@ray.remote function seemingly copying data from plasma store


I am currently trying to reduce the memory of a program that takes one large numpy array and one large dictionary of pandas dataframes, and iterates over their values using different model parameters to create some score/result. I would like to share these two objects across processes without copying. After configuring my model function to be remote, and passing references to the large numpy/pandas objects and running things with the mprof memory profiler, I am finding that memory overhead for the program is the same as running with ProcessPool, where these objects are piped/copied to each process. What am I missing to get to zero-copy? (Possibly related thread: How to share memory with non-numpy object?)

The pattern looks like this:

def run_model(array, dict_of_pandas_df, params):
     ... do some work ...
     return result

numpy_array_ref = ray.put(my_array)
dict_of_pandas_df_ref = ray.put(dict_of_pandas_df)
list_of_model_parameters = [ {}, {}...]
result_refs = [run_model.remote(numpy_array_ref, dict_of_pandas_df_ref, x) for x in list_of_model_parameters]

results = ray.get(result_refs)

When you do zero-copy to your process, note that the process still says it uses the memory (from the shared memory). It means your memory is double counted. For example, if you have 2 processes A and B, each of which uses 100MB of shared memory, both of them will say they use 100MB of memory.

cc @suquark do you know any good way to verify the zero copy read?

Thanks a lot @sangcho . If it’s useful, I am profiling with the following mprofile command:

mprof run --include-children python my_script.py

Even when looking at the running processes in top/htop, I believe that the RES portion of memory is significantly larger than SHR – both when running multiprocessing as well as with @ray.remote (will follow up to verify on this)

Hmm I see. What’s the dtype of your numpy. Are they float or integer or strings?

I am passing in a numpy array with dtype float. The pandas dataframes – values of the dict – have mixed types: float/pandas.Timestamp.

Hmm that’s pretty weird. Pandas dataframe uses the numpy array under the hood afaik, and float type numpy should be zero-copy read. So each process only should copy parts that are not numpy array which means your SHR should be larger than RES)!

Can you actually try sth like this?

def your_func(array_ref_list):
    # Measure the overhead of ray.get
    s = time.perf_counter()
    print(time.perf_counter() - s)

numpy_array_ref = ray.put(my_array)
# NOTE: Pass the list of object ref so that it won't be automatically obtained.
[your_func([numpy_array_ref]) for _ in range(10)]

If the overhead is as big as copying large array into the process, that means zero copy read wasn’t working as expected.

Actually there’s also a possibility pandas.Timestamp. is not zero-copyable.

Awesome @sangcho. I’ll try what you’ve put forward – might take 24 hours or so to get back on this thread.

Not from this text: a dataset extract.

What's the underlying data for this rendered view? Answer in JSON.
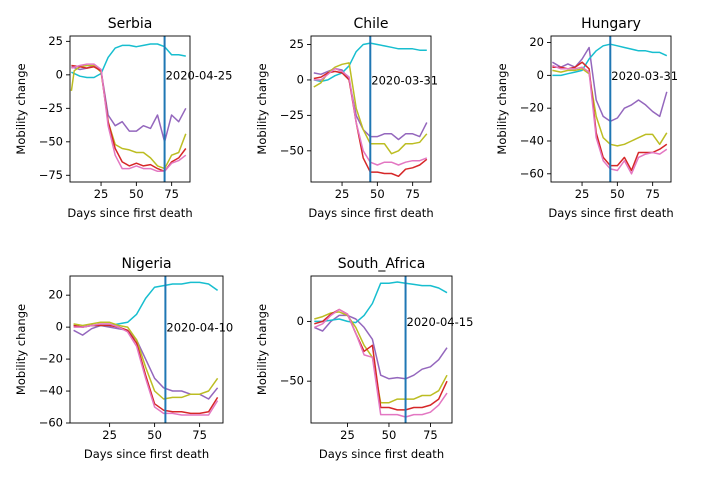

Thanks!

Hey @sangcho. After looking into things, the latency of a ray.get with a function is not very large – only a few seconds – for an object of ~50 GB. Need to do some more research, but hoping to post back on this thread with a fully reproducible example if this rears its head again – thank you so much for your help!

1 Like

Sounds good! I still have suspicion that the issue is you have Timestamp dtype btw (afaik, we only support zero-copy read for integer & float).